# Best pub for Sunday roast in Sheffield?



## Biddlybee (Sep 19, 2012)

Looking for somewhere walking distance from the station


----------



## neonwilderness (Sep 19, 2012)

Someone I know who goes to Sheffield Uni, is always mentioning this place:
http://www.rutlandarmspeople.co.uk/

The Sheffield Tap on the station is decent too, but I don't think they do food:
http://www.sheffieldtap.com/


----------



## Puddy_Tat (Sep 19, 2012)

The Fat Cat, Kelham Island, isn't as close as some to the station, but used to be pretty damn good - the website suggests it's still under the same management as it was last  time I went.  NOt sure if Sunday roasts are on the menu, but good food.


----------



## Biddlybee (Sep 19, 2012)

Cheers  I think the Fat Cat might be a little far to walk, so might check out the Rutland Arms.


----------



## Callie (Sep 19, 2012)

Do report back!
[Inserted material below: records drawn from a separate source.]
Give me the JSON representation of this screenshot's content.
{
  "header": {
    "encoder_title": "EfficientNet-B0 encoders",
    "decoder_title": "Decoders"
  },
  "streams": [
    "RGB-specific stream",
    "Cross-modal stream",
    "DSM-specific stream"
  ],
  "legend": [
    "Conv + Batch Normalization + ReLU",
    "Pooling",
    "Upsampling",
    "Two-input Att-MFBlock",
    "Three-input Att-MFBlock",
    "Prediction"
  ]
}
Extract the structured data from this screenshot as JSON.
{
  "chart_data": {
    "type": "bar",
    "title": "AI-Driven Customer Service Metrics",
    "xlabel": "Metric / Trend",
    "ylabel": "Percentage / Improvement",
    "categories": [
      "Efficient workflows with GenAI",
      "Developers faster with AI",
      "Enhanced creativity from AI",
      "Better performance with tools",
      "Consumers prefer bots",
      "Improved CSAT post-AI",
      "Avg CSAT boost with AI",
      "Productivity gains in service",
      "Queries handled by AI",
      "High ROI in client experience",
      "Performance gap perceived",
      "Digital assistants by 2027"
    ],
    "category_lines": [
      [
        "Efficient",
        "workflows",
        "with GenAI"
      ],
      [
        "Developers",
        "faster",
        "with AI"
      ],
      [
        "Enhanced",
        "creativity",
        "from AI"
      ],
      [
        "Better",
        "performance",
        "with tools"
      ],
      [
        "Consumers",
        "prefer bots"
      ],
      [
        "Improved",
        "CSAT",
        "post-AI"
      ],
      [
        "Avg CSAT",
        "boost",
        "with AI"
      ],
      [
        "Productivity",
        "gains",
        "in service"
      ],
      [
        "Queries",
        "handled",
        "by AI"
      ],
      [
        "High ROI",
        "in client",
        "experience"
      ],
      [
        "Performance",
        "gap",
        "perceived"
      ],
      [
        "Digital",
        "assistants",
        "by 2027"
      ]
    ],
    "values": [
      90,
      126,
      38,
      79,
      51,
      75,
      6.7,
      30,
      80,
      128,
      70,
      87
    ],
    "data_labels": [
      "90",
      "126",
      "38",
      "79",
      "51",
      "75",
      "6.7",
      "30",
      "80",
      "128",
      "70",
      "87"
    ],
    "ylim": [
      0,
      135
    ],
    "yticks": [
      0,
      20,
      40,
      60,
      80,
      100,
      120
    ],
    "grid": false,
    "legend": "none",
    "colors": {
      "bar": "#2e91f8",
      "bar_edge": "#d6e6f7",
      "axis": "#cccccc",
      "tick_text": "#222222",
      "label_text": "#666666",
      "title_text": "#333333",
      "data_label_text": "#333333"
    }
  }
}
Im off to Sheffield Friday for a conference so might wander off for food and drinking. I think I went to The Devonshire Cat http://www.devonshirecat.co.uk/ for a roast a few years back and that was nice but its not that close to the station and it might have changed since then. Good if you like ale/cider, lots to choose from. Looks rubbish from the outside though  l


----------



## Biddlybee (Sep 19, 2012)

Not going til Saturday, but will report back


----------



## neonwilderness (Sep 20, 2012)

I've never been into the Rutland Arms, so I'm not taking any responsibility if it's shite 

Do report back though, I'll probably have a few hours to kill in Sheffield later in the year.


----------



## Callie (Sep 23, 2012)

No evidence of food in the Sheffield tap next to the station. Had dinner in the fat cat be Kelham island last night, good was plentiful, home cooked and tasty and very reasonably priced.

No idea of the rest but the riverside cafe bar looked alright also br Kelham island. I'd still go to the devonshire cat if I had time!


----------



## Biddlybee (Sep 23, 2012)

Rutland Arms was perfect, proper pub pub, decent food and lots of ciders to choose from


----------



## belboid (Oct 2, 2012)

dang, we're not meant to go to the Rutland any more!  http://www.telegraph.co.uk/news/ukn...rmaid-wins-10000-over-push-up-bra-demand.html

Tho I think they have got rid of the worst offenders


----------



## Biddlybee (Oct 3, 2012)




----------